By John H. Foote

(****)

Is Cate Blanchett our greatest film actress (after Meryl Streep of course)?

There is, in my opinion, no one greater than Streep, but if anyone is, and could one day challenge Streep’s body of work, it is Cate Blanchett. Her latest performance in Tar promises her an Academy Award nomination for Best Actress and earns discussion as the finest work of her career, not to mention one of the finest performances ever given.

Since her breakthrough in Elizabeth (1998), which I had the pleasure of witnessing at TIFF, she has given an array of mesmerizing performances, winning two Academy Awards along the way and a bag of nominations to go along with it. No one really believes Gwyneth Paltrow deserved her Oscar win for Shakespeare in Love (1998), not over Blanchett’s superb work in Elizabeth, but it happened. The actress, without a blink, went on to The Talented Mr. Ripley (1999), The Lord of the Rings trilogy (2001-02-03), The Missing (2003), Veronica Guerin (2003), The Aviator (2004) as Katherine Hepburn (which won her that first Oscar for Best Supporting Actress), Babel (2006), Notes on a Scandal (2006), Elizabeth: The Golden Age (2007), as Bob Dylan in I’m Not There (2007), The Curious Case of Benjamin Button (2008), and then her second Oscar winning performance, this time for Best Actress in Blue Jasmine (2013), one of the most acclaimed performances of the last 20 years. That was followed by Truth (2015), her exquisite performance in Carol (2015), Cinderella (2015), and most recently in Don’t Look Up (2021) and Del Toro’s Nightmare Alley (2021). Impressive? You bet it is.

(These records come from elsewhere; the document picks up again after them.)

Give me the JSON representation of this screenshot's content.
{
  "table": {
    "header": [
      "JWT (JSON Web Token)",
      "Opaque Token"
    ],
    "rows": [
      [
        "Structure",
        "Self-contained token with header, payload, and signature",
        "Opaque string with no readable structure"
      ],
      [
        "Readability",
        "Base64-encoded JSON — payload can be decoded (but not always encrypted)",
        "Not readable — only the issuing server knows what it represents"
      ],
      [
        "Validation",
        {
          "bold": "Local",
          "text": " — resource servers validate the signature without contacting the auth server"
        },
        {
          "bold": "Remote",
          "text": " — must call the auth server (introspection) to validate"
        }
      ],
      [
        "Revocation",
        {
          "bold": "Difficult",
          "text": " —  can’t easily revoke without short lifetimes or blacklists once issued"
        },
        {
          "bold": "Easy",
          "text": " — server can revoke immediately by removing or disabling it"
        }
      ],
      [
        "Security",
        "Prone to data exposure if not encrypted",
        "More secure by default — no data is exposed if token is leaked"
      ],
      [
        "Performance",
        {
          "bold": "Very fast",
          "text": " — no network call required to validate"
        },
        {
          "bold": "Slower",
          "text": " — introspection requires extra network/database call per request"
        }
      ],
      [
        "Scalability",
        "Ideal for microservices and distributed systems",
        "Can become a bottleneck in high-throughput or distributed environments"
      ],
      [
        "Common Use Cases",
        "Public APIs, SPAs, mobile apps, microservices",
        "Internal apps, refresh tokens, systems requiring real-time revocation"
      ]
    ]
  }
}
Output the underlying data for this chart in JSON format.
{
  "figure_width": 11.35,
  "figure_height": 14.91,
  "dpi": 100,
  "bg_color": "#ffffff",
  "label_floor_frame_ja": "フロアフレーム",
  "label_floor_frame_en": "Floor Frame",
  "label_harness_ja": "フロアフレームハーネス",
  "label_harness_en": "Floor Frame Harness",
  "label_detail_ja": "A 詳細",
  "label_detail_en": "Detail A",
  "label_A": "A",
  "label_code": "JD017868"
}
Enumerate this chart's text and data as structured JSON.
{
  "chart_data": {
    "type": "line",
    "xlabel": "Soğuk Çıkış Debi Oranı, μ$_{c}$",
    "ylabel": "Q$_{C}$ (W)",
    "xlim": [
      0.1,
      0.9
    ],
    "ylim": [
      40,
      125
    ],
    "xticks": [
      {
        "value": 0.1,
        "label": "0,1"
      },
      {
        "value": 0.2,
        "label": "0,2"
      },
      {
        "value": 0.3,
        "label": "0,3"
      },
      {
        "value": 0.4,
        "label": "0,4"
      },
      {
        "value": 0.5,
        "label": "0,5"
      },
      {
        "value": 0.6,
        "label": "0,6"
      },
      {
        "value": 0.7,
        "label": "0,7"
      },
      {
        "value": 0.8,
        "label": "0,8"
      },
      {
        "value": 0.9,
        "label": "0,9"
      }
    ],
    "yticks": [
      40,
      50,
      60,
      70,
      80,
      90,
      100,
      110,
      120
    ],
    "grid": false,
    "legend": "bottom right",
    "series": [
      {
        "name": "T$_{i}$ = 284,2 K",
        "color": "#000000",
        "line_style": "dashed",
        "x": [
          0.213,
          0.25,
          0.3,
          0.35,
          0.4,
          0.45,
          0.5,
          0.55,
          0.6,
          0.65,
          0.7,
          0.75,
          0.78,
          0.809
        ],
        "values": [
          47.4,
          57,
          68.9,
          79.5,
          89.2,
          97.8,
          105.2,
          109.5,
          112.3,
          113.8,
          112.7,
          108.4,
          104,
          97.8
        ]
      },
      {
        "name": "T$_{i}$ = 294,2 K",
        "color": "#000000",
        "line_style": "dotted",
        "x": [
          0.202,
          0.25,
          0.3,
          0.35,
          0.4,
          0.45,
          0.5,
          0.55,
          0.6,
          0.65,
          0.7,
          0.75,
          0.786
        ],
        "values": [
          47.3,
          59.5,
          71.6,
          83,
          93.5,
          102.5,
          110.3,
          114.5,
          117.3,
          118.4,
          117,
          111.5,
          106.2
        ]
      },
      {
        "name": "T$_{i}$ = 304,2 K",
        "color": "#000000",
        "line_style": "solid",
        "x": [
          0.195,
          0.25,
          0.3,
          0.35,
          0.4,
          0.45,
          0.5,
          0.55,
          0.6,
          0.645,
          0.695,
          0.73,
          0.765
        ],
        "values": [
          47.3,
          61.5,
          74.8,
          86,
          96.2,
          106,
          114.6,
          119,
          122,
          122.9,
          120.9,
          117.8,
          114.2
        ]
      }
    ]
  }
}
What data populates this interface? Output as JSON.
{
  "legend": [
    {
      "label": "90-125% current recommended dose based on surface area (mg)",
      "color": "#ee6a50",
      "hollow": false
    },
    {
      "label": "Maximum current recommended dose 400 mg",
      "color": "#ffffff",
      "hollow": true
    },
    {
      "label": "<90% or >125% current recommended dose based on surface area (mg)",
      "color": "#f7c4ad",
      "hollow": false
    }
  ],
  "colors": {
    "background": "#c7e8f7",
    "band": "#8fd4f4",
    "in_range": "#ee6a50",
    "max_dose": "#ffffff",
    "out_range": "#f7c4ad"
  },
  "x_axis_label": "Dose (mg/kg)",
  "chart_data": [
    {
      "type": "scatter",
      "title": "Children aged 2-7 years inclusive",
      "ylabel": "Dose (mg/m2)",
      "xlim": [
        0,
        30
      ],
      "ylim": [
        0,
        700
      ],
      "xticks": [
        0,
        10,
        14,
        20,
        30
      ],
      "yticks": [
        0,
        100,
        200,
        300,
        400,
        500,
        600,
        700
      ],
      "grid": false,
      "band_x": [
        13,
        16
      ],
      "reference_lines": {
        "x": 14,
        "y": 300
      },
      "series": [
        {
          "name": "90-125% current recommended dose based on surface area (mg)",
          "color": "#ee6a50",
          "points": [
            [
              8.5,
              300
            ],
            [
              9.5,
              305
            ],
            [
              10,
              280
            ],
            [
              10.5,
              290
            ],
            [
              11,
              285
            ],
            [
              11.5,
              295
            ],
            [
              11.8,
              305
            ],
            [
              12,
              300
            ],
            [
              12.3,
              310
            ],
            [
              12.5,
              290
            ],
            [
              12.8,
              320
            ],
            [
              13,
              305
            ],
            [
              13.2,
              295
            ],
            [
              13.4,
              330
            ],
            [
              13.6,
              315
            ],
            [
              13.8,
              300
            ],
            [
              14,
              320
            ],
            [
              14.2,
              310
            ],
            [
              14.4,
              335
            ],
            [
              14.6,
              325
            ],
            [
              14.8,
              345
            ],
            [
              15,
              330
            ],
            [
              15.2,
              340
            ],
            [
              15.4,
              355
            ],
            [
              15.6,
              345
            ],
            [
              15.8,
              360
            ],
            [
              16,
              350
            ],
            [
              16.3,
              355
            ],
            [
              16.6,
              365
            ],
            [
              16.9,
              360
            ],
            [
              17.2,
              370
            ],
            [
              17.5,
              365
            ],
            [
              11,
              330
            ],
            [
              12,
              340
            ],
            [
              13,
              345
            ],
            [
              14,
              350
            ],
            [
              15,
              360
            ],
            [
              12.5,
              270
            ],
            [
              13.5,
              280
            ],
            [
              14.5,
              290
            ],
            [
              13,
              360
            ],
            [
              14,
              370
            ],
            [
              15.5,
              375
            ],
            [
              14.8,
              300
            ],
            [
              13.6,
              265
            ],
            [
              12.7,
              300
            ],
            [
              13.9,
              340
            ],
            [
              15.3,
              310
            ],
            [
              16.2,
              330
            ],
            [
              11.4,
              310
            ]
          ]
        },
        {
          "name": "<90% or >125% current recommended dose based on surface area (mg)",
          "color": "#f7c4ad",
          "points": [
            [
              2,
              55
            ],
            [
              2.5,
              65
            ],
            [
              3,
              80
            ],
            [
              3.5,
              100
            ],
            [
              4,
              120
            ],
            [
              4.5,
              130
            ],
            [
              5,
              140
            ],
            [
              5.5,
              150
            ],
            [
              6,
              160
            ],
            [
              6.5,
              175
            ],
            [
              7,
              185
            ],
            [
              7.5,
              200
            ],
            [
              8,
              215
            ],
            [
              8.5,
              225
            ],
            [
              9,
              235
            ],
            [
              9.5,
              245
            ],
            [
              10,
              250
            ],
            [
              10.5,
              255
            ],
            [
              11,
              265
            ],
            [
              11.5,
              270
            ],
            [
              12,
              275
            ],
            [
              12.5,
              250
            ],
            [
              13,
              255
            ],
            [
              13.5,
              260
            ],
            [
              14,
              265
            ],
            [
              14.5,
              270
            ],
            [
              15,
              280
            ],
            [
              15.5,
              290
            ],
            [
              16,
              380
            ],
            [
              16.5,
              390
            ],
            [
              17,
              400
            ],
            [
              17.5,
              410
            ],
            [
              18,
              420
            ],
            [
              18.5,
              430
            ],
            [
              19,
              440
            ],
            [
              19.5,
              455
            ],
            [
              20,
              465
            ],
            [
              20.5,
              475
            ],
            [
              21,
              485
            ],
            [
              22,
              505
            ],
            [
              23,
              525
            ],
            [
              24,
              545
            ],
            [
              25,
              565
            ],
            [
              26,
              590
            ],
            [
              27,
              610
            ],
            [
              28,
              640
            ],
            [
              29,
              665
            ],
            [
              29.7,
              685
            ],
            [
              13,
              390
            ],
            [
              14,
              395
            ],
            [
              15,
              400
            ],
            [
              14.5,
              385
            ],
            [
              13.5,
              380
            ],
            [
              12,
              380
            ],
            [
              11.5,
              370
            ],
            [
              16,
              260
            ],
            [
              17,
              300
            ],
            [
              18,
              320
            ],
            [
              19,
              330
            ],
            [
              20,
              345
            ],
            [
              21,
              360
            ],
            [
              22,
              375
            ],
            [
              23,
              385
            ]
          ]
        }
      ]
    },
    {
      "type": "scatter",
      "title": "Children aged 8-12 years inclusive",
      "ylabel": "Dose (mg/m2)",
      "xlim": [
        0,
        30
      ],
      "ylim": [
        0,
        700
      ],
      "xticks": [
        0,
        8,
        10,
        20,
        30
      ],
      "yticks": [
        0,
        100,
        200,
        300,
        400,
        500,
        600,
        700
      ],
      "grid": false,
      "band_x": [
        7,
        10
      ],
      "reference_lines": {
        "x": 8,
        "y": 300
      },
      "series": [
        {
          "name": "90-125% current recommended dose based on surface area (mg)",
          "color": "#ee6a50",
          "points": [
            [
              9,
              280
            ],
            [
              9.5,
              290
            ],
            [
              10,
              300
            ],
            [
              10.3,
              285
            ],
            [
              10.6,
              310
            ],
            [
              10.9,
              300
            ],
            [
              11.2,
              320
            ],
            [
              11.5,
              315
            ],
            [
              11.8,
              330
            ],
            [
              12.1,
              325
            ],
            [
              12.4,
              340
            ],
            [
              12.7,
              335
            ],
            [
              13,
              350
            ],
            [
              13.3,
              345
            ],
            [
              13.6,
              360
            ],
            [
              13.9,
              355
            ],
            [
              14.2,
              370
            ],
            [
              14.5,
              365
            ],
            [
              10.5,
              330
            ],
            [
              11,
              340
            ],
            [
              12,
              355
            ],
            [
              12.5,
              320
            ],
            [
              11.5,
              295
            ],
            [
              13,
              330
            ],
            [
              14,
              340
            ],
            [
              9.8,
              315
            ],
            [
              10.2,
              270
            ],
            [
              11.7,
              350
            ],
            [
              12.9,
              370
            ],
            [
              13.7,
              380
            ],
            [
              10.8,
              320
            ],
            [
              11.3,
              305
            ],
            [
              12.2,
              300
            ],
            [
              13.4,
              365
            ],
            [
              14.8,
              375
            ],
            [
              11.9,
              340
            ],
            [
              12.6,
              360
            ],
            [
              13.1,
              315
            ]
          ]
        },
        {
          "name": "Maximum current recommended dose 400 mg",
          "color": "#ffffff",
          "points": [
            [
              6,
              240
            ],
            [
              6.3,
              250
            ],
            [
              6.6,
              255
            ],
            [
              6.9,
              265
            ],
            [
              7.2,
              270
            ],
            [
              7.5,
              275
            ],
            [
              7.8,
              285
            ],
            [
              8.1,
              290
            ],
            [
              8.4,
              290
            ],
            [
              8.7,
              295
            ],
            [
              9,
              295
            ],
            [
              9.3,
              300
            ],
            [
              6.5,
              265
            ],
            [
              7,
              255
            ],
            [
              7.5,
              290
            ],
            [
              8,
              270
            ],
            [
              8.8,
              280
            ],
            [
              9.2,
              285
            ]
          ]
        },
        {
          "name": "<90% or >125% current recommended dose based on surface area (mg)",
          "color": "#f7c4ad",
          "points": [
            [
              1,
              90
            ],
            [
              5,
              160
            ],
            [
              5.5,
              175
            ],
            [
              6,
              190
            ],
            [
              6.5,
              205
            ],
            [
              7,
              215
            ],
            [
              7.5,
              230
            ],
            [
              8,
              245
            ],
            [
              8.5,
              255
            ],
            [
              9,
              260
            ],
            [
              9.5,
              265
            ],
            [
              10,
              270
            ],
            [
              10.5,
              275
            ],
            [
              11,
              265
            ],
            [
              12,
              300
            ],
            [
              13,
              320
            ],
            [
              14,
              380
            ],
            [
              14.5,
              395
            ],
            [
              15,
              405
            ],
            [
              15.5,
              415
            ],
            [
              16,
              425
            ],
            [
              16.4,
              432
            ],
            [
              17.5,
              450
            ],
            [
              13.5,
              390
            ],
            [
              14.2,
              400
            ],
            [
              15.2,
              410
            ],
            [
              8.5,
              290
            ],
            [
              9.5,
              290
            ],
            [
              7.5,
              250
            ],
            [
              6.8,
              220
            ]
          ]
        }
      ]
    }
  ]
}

Six Academy Award nominations, two wins, Best Actress Awards from the Boston, Chicago, Las Vegas, Los Angeles, National Society and New York Film Critics, along an award from the Broadcast Film Critics, displayed a complete domination for the actress and her performance.

Cate Blanchett in Tar

If everyone is honest, history could repeat itself as Blanchett’s ferocious, fierce performance as Lydia Tar, hailed as one of the world’s greatest composers and conductors, she is a very challenging woman, with an abusive and narcissistic personality very few close to her, if they get close to her, can tolerate.

She belittles, demotes, viciously attacks, humiliates, and takes absolutely no responsibility for any of it. Genius? Yes, but a deeply damaged and mentally ill woman who keeps the world at a distance lest they discover her secret. The filmmaker, Todd Field, keeps her at a distance too, from the audience so we do not figure her out too quickly, though by the end we have and sadly feel nothing for her. This is a truly repellant character, however gifted, however brilliant she might be in the musical field, but is she a human being you would want to know? No thank you. As one of her students sums her up, “She’s a fucking bitch”.

Rather perfect I thought.

While that might be a fair comment about Lydia Tar, she is also very likely a genius, one who hears music before she conducts it, who understands inherently what she wants from the musicians she is conducting. Blindingly arrogant, she moves through life thinking she cannot ever be wrong, it must be everyone else. To say she is a challenge to even respect, much less like, it an understatement.

Blanchett reminded me of Robert De Niro in Raging Bull (1980), that bold fearlessness in portraying a character he (and now Blanchett) must have known the audience would dislike, maybe even hate, and refusing to back off, going as deep as they can to create an ugly human being. As gifted as Tar might be, her soul is as black as the liquid she shares her surname with, she is an ugly human being and the actress and director refuse to redeem her. Moving through her life in a fury, she seems seething all the time, and this boils over into her art.

I finished the film numb and have been unable to think about anything else since seeing the picture. If the Academy does not honour her with an Oscar for Best Actress, I am finished with the Oscars forevermore. This is art, dark witchcraft from one of the finest actresses working in modern film and one of the greatest there ever was.

And a shout out to Mr. Field who has not given us a film since Little Children (2006). Please, give us more. You are a brilliant filmmaker from whom I hope to see many more movies. A remarkable achievement sir!